During a mixology workshop, I sampled Very Berry mixed with vodka for a cocktail that could quickly become a favorite. There was also Pear & Ginger shrub, Texas Ruby Red Grapefruit and a couple of savory variations, including Tomatillo Lime Serrano. I tried the Pear & Ginger with sparkling water for a refreshing mocktail. Tarasovic and Guido told us that they love to putter around creating new fruity combinations and “every flavor has had its turn at being our favorite.” Wish I could have carted a few samples back, but my luggage was already stuffed to bursting.

I also met a woman rancher who, with her husband, has built a profitable and sought-after grass-fed beef business called Burgundy PastureBeef. Over many years of trial and error, Wendy Taggart learned how to carefully control the diet and care of her herd so the cows produce very flavorful, juicy meat … not the dry grass-fed beef that has turned me off to the product in the past. She explained how the lush pastures around her home in Grandview, Texas allow her to raise cattle in a sustainable manner without any growth hormones or other additives.  All her meats are cut, dry aged and packaged at The Burgundy Boucherie and sold direct to consumers as well as to a few restaurants. Taggart’s affection for her animals and her business shines through in her excellent products.

In Portland, I was lucky enough to tour the facility of another passionate butcher—Elias Cairo of Olympic Provisions. Cairo’s enthusiasm was contagious, as he described how he discovered a passion for charcuterie in Europe and apprenticed to a master chef for five years. When he returned to the States, he still wasn’t sure how he would make a living, but he and his sister Michelle partnered up, raised some funds and opened Oregon’s first USDA-approved salumeria four years ago. Now Olympic Provisions boasts two locations, each with a retail shop and restaurant.

The back of the location that we visited is where the magic happens. It houses a huge, spotless kitchen where local heritage pigs are hand-butchered and turned into an array of salamis, pates and other porky delights crafted in an Old World style. We got to see the dry curing process up-close-and-personal, witnessing racks of salamis covered with a fine, white “good” mold mellowing in curing cabinets.

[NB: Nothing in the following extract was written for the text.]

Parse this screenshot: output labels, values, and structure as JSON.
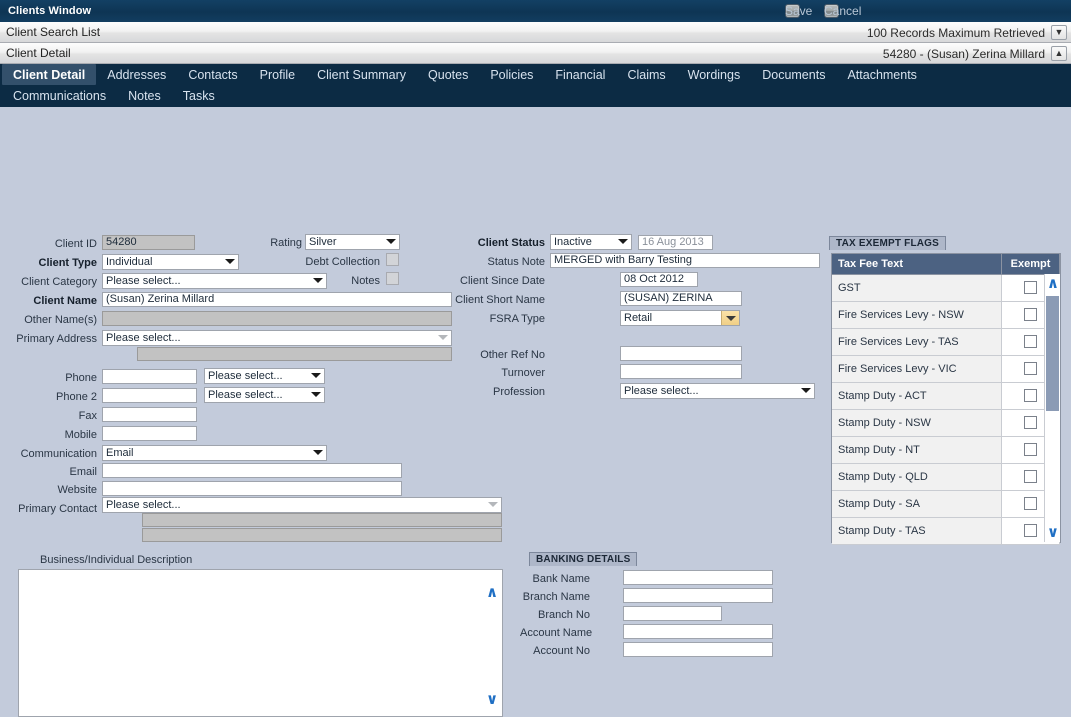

But the best part was tasting the dozen or so selections.

Cairo takes great care in trimming the pork of its fatback, then meticulously adding just the right amount back into the grind for the salamis. Fresh garlic, spices, salt and pepper are the only other ingredients he uses. He led us through a graduated tasting, starting with the simplest salami—saucisson sec, the French classic and Olympic Provisions’ best seller. It had a well-rounded flavor with just the right peppery bite. We ate our way through three more French-style salamis, four Italian-style products (including my favorite, the toasted fennel seed-enhanced finocchiona) and several Spanish-style chorizos. Our last bite of salami was called loukanika, a sausage created in the Greek style in homage to the Cairos’ Greek father. It’s described as having “an absurd amount of cumin, orange zest and garlic.” You could taste the love.

Right next door to Olympic Provisions is teamaker Steve Smith. His shop looks like a Parisian atelier crossed with a scene from a British novel, with beautifully designed boxes lining the shelves and an apothecary-style counter for sitting and sipping. Smith launched two very successful tea brands—Stash and Tazo—but after selling the latter to Starbucks, he decided to become a small batch teamaker once again.

Smith and his wife, Kim, led us through a tasting, starting with the fragrant White Petal—a tea that is harvested from the tips of the tea plant and is very high in anti-oxidants. We progressed from there to green tea and two black teas—Assam and Lord Bergamot (an Earl Grey type), then to a couple of herbal infusions. All the teas were brewed from large, whole leaves, not like the powdery substance found inside many commercial tea bags. My favorite variety was Meadow, an herbal tea that’s a blend of chamomile and assorted flowers. It smelled divine and had an immediate relaxing effect. I was ready to curl up in the Zen garden out behind the tea shop.

As rewarding as all my tasting and sipping in Austin and Portland was (these are just a few highlights!), so much more rewarding was hearing from these artisans themselves. The passion they pour into every product is palpable. And restaurants all over the country are increasingly sourcing from these small producers to spread a little of that passion to their customers.